Con fondos procedentes de unos cincuenta museos y colecciones particulares de todo el mundo, Tomás Llorens, comisario de la muestra, profundiza en un periodo de la trayectoria artística de Matisse al que se ha prestado menos atención.
El interés de la exposición, con muchas de sus obras nunca exhibidas en España, se centra en tratar de entender las claves de unos años marcados por la sombra de la Primera Guerra Mundial y la premonición de la Segunda, y que fueron para el arte moderno una época de ascenso rápido y de creciente implantación pública. En esa oleada ascendente, Matisse ocupó, junto a Picasso, un lugar central.

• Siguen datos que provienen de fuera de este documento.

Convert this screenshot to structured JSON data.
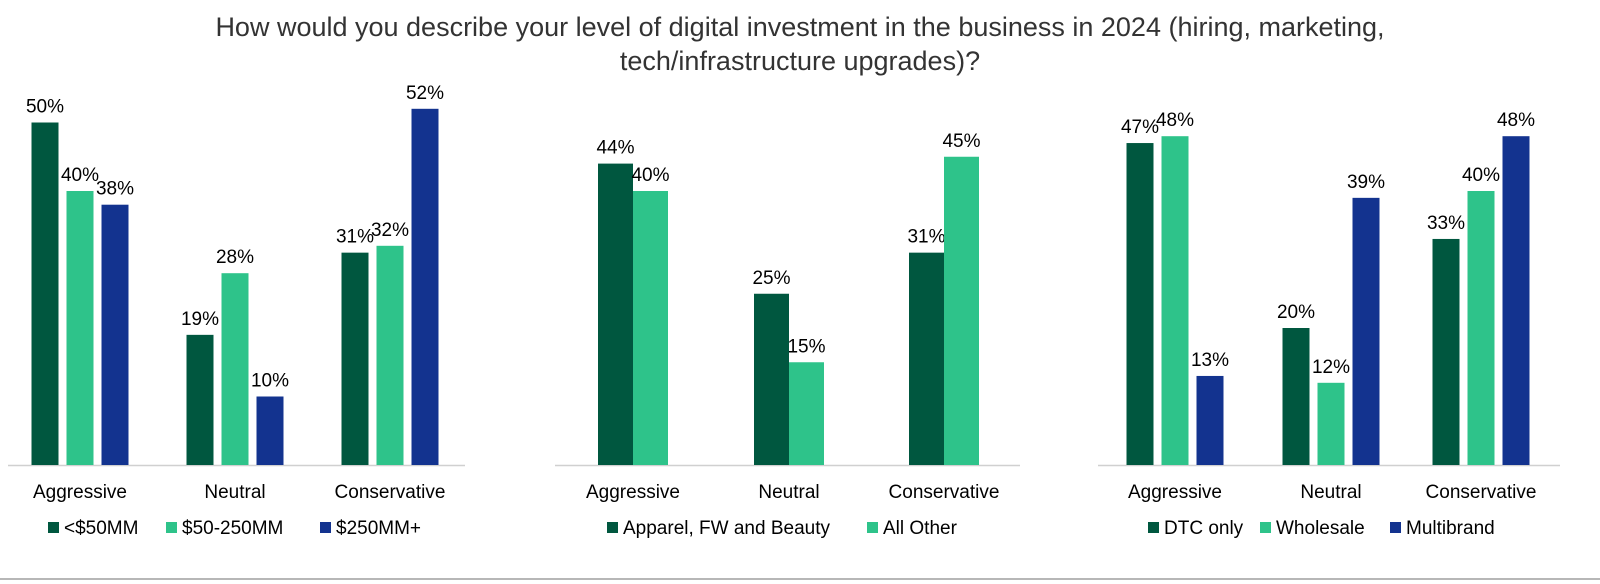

En 1917 Matisse firmó un nuevo contrato con su galería, Bernheim-Jeune. En ese momento el final de la guerra estaba próximo y el clima artístico de los años anteriores a su estallido, el de las primeras vanguardias, había desaparecido.
A causa de la guerra, Matisse había perdido los clientes rusos para quienes había trabajado durante casi una década con obras de grandes dimensiones como La danza. Por ello, para dirigirse al público anónimo destinatario del arte moderno, el pintor tenía que trasladar su investigación a un campo diferente, el de la pintura de caballete.
Para entrar en ese campo nuevo Matisse se trasladó a Niza, que además de gozar de unas condiciones óptimas de luz natural y de un clima agradable, estaba suficientemente lejos de París.
La vuelta a la pintura de caballete reavivó en Matisse la reflexión sobre sus precedentes históricos y centró su atención en los recursos fundamentales del lenguaje pictórico.
El color, en primer lugar, y el dibujo, cuyo estudio complementaba con la práctica de la escultura. A partir de 1927 su producción se hace cada vez más escasa y para salir de la crisis viaje en 1930 a Tahití donde deja de pintar por un tiempo.